Participants
In a case–control design, 750 PD patients (UK Brain Bank Criteria) [12], with an onset of motor symptoms at age 40 or above, were recruited from the Radboud University Nijmegen Medical Centre as well as from 15 community hospitals in a wide area surrounding Nijmegen. The patients were selected upon review of medical charts, excluding subjects with cognitive decline (MMSE <27) or with physical or psychiatric illnesses that could have influenced their job opportunities. 1300 healthy controls were derived from the Nijmegen Biomedical Study, a large population-based cross-sectional survey in and around Nijmegen [13]. We included men only, to exclude sex-related differences in job opportunities in the elderly population. All participants gave informed consent for data sharing. The study design was approved by the local ethics committee.
Data acquisition
Patients and controls completed a structured questionnaire about their lifetime occupational status, years and level of education, and comorbidity. Patients also reported the subjective onset of their motor symptoms as well as their reasons to change or end a job. A research assistant who was blinded to the study aims classified each occupation according to the RIASEC system. This produces a three-letter code for every single occupation, related to the main personality characteristics associated with the occupation, e.g. ERS, RIA, and so on. In this study, we focused on the first letter of this code as it represents the occupation’s most dominant feature.
Statistical methods
One hundred seventy-four questionnaires (PD: n = 57/750; controls: n = 117/1300) were not completed adequately and therefore excluded from the analyses. There were no major differences between both databases (PD and controls) in terms of basic characteristics except for a higher median age at the moment of completing the questionnaire in the PD group (69.4 vs. 51.2 years; Table 2). Therefore, we not only adjusted for age in all following calculations, but also performed additional analyses to identify any age effects (see end of this section).

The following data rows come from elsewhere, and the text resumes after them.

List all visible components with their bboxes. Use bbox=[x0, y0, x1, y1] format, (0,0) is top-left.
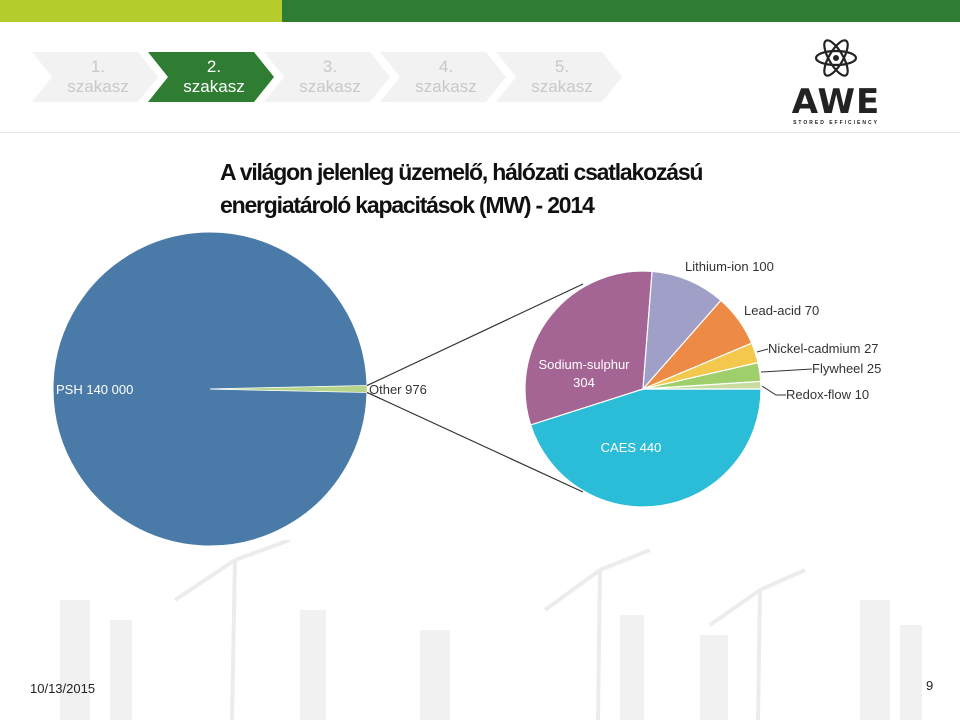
step-3[interactable]: 3. szakasz bbox=[264, 52, 392, 102]
footer-date: 10/13/2015 bbox=[30, 681, 96, 696]
step-2-shape bbox=[148, 52, 274, 102]
step-4-shape bbox=[380, 52, 506, 102]
leader-line-nickel-cadmium bbox=[756, 348, 769, 353]
connector-line-top bbox=[366, 283, 584, 387]
step-1-shape bbox=[32, 52, 158, 102]
step-chevron-shape bbox=[264, 52, 390, 102]
chart-title-line-2: energiatároló kapacitások (MW) - 2014 bbox=[220, 192, 595, 218]
step-4-label: 4. szakasz bbox=[415, 57, 477, 96]
header-divider bbox=[0, 132, 960, 133]
step-1[interactable]: 1. szakasz bbox=[32, 52, 160, 102]
leader-line-flywheel bbox=[760, 368, 813, 373]
logo-text: AWE bbox=[791, 82, 881, 122]
pie-slice-caes bbox=[529, 388, 762, 508]
top-bar-accent-dark bbox=[282, 0, 960, 22]
step-2[interactable]: 2. szakasz bbox=[148, 52, 276, 102]
data-label-lead-acid: Lead-acid 70 bbox=[744, 303, 819, 318]
step-2-label: 2. szakasz bbox=[183, 57, 245, 96]
connector-line-bottom bbox=[366, 391, 584, 493]
step-4[interactable]: 4. szakasz bbox=[380, 52, 508, 102]
logo-subtitle: STORED EFFICIENCY bbox=[793, 120, 879, 126]
data-label-psh: PSH 140 000 bbox=[56, 382, 133, 397]
chart-title: A világon jelenleg üzemelő, hálózati csa… bbox=[220, 156, 800, 222]
atom-icon bbox=[814, 39, 858, 77]
step-3-shape bbox=[264, 52, 390, 102]
pie-slice-lithium-ion bbox=[642, 270, 722, 391]
top-bar-accent-light bbox=[0, 0, 282, 22]
data-value-sodium-sulphur: 304 bbox=[573, 375, 595, 390]
data-label-lithium-ion: Lithium-ion 100 bbox=[685, 259, 774, 274]
leader-line-redox-flow bbox=[761, 385, 786, 396]
step-5-label: 5. szakasz bbox=[531, 57, 593, 96]
step-1-label: 1. szakasz bbox=[67, 57, 129, 96]
pie-slice-redox-flow bbox=[642, 380, 762, 390]
data-label-other: Other 976 bbox=[369, 382, 427, 397]
step-chevron-shape bbox=[380, 52, 506, 102]
awe-logo: AWE STORED EFFICIENCY bbox=[786, 34, 886, 126]
step-3-label: 3. szakasz bbox=[299, 57, 361, 96]
page-number: 9 bbox=[926, 678, 934, 693]
data-label-caes: CAES 440 bbox=[601, 440, 662, 455]
pie-slice-psh bbox=[52, 231, 368, 547]
step-5-shape bbox=[496, 52, 622, 102]
data-label-flywheel: Flywheel 25 bbox=[812, 361, 881, 376]
step-chevron-shape bbox=[496, 52, 622, 102]
step-5[interactable]: 5. szakasz bbox=[496, 52, 624, 102]
data-label-nickel-cadmium: Nickel-cadmium 27 bbox=[768, 341, 879, 356]
data-label-sodium-sulphur: Sodium-sulphur bbox=[538, 357, 630, 372]
process-steps: 1. szakasz 2. szakasz 3. szakasz 4. szakasz … bbox=[32, 52, 632, 104]
pie-slice-sodium-sulphur bbox=[524, 270, 653, 426]
chart-title-line-1: A világon jelenleg üzemelő, hálózati csa… bbox=[220, 159, 703, 185]
pie-slice-other bbox=[209, 385, 368, 393]
background-skyline bbox=[60, 540, 922, 720]
step-chevron-shape bbox=[148, 52, 274, 102]
step-chevron-shape bbox=[32, 52, 158, 102]
data-label-redox-flow: Redox-flow 10 bbox=[786, 387, 869, 402]
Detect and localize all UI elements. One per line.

Table 2 Subject characteristics and occupational distribution
We had two primary hypotheses: (1) a low PD risk for artistic occupations and (2) a high PD risk for conventional occupations. Logistic regression analyses were performed on the very first occupation and on the most recent occupation, which, in case of the patients, was the last occupation prior to the self-reported symptom onset. The primary analysis included the factors ‘artistic occupation (A; yes/no)’, ‘conventional occupation (C; yes/no)’ and ‘age’. Because we evaluated two hypotheses in the primary analysis, we used a Bonferroni correction and considered p < 0.025 statistically significant. In a secondary analysis, we investigated the role of educational level by including this as an additional factor in the logistic regression and by calculating the interaction between education and occupation. This led to p > 0.20 for the interaction term. We carried out separate analyses for subjects with educational levels up to intermediate vocational training, and those above.
We estimated odds ratios (ORs) for the artistic (A) occupations versus each of the remaining five occupational categories (R, I, S, E, C) with respect to their association with PD.
Since previous reports identified farming as a risk factor for PD, the OR of farming versus all other occupations was calculated as a validation of our data set in relationship with those previous reports. We repeated the primary analysis, both with farming as additional factor and without farming. We did not aim to prove or investigate the relationship between PD and farming in the light of toxin exposure.
We repeated the analyses restricted to subjects from the Nijmegen area to verify whether this specific geographical area would yield different results from the group in total.
With respect to the substantial age difference between PD and controls, we carried out the following additional calculations. We challenged the main assumption of linearity on the log odds scale in the logistic regression. When allowing for non-linearity, however, the effects remained almost unchanged. In particular, we performed an analysis with age, [age]2 and [age]3 as covariables, thus allowing for an effect that could change direction even up to two times. We also ran the analysis stratifying for age classes of 5 years. These ORs were then pooled and presented in an overall OR. Such an analysis does not assume any particular shape of the relationship between age, risk of PD or occupation. The mean age difference between PD and controls within the age classes was 0.02 years. We chose not to make the samples age-matched, as such post hoc matching would be rather arbitrary and would have led to a data set far too small for any reliable conclusion. Finally, we explored whether the number of job changes correlated with the risk of PD. We hypothesized that more frequent changes could be associated with a lower PD risk.